By Joy Ehonwa
1. You don’t respect them
What? I’m the boss, they should respect me! No sir, respect is reciprocal. You can’t treat employees shabbily, saying “there are many graduates out there who need jobs, so if you don’t want to work, resign!” and expect them to be enamoured with you. Name-calling is also a big no-no. The fact is, you’re not doing them a favour; they are rendering a service you need, for which they get paid. You should respect them as human beings. If you fail to do this, no matter how much they defer to your professional authority, morale will be low and their performance will be subpar.
2. You don’t know what you are doing
A good boss is a leader and a mentor of sorts. A boss who knows his onions is the one his employees/subordinates will look up to and respect. If you climbed up the ladder by means other than hard work and genuine commitment, chances are you didn’t learn many aspects of the job a person in your position should have mastered. When your staffers continually have to clean up after you and suffer the consequences of your incompetence, it is only natural that they will grow to dislike you.

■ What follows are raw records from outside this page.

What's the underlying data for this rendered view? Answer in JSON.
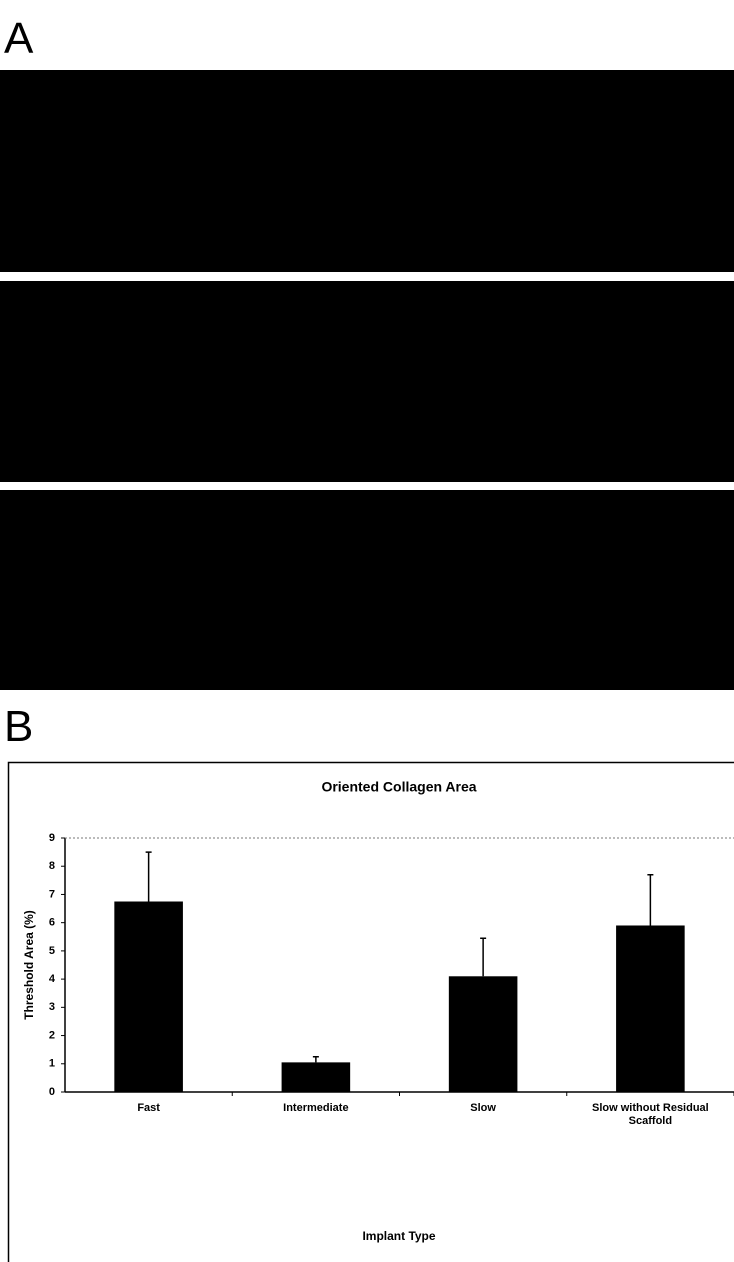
{
  "panels": {
    "a_label": "A",
    "b_label": "B"
  },
  "chart_data": {
    "type": "bar",
    "title": "Oriented Collagen Area",
    "y_label": "Threshold Area (%)",
    "x_label": "Implant Type",
    "categories": [
      "Fast",
      "Intermediate",
      "Slow",
      "Slow without Residual Scaffold"
    ],
    "values": [
      6.75,
      1.05,
      4.1,
      5.9
    ],
    "errors": [
      1.75,
      0.2,
      1.35,
      1.8
    ],
    "color": "#000000",
    "ylim": [
      0,
      9
    ],
    "yticks": [
      0,
      1,
      2,
      3,
      4,
      5,
      6,
      7,
      8,
      9
    ],
    "grid": false
  }
}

3. You don’t really care about them
This is not about getting chummy or exhibiting unprofessional behaviour. Bosses who show genuine concern for the health and wellbeing of their staff find themselves with people who are willing to go the extra mile for them, and gladly overlook their shortcomings. If you neither care that Jack is feeling poorly, nor consider how far Jill’s home is from the office when you’re asking her to work late, you really can’t be shocked that you’re hated.
4. You always want to pay the least you can get away with
You are blessed to have creative, hardworking staff, and instead of rewarding them with rich remuneration, you pay them just enough to keep them working. You delay raises, and then when you finally get round to it, you scoop up a handful of money and splash it atop their current pay packet like a market woman selling cups of rice. You will be the loser in the end. Do you want to find yourself with an excellent employee who is constantly searching for a better job? Soon, someone else will recognise their worth and they will be gone in a flash. Until then, be aware that their feelings towards you are anything but warm.
5. Your door is always closed
One of the perks of working under a seasoned professional is the opportunity to learn and grow. You may be the best in the industry, but if your doors aren’t open, literally and figuratively, your employees will benefit little from your expertise. Being accessible goes a long way. Bosses who are on hand to access employees’ performance, give constructive feedback and offer a piece of advice or two are not just respected; they are loved by employees who will bend over backwards to please them. Bosses who are stingy with their time, energy and attention should expect indifference at best, and thinly veiled animosity at worst.
So there you have it! Make 2013 a different year for you and your staff.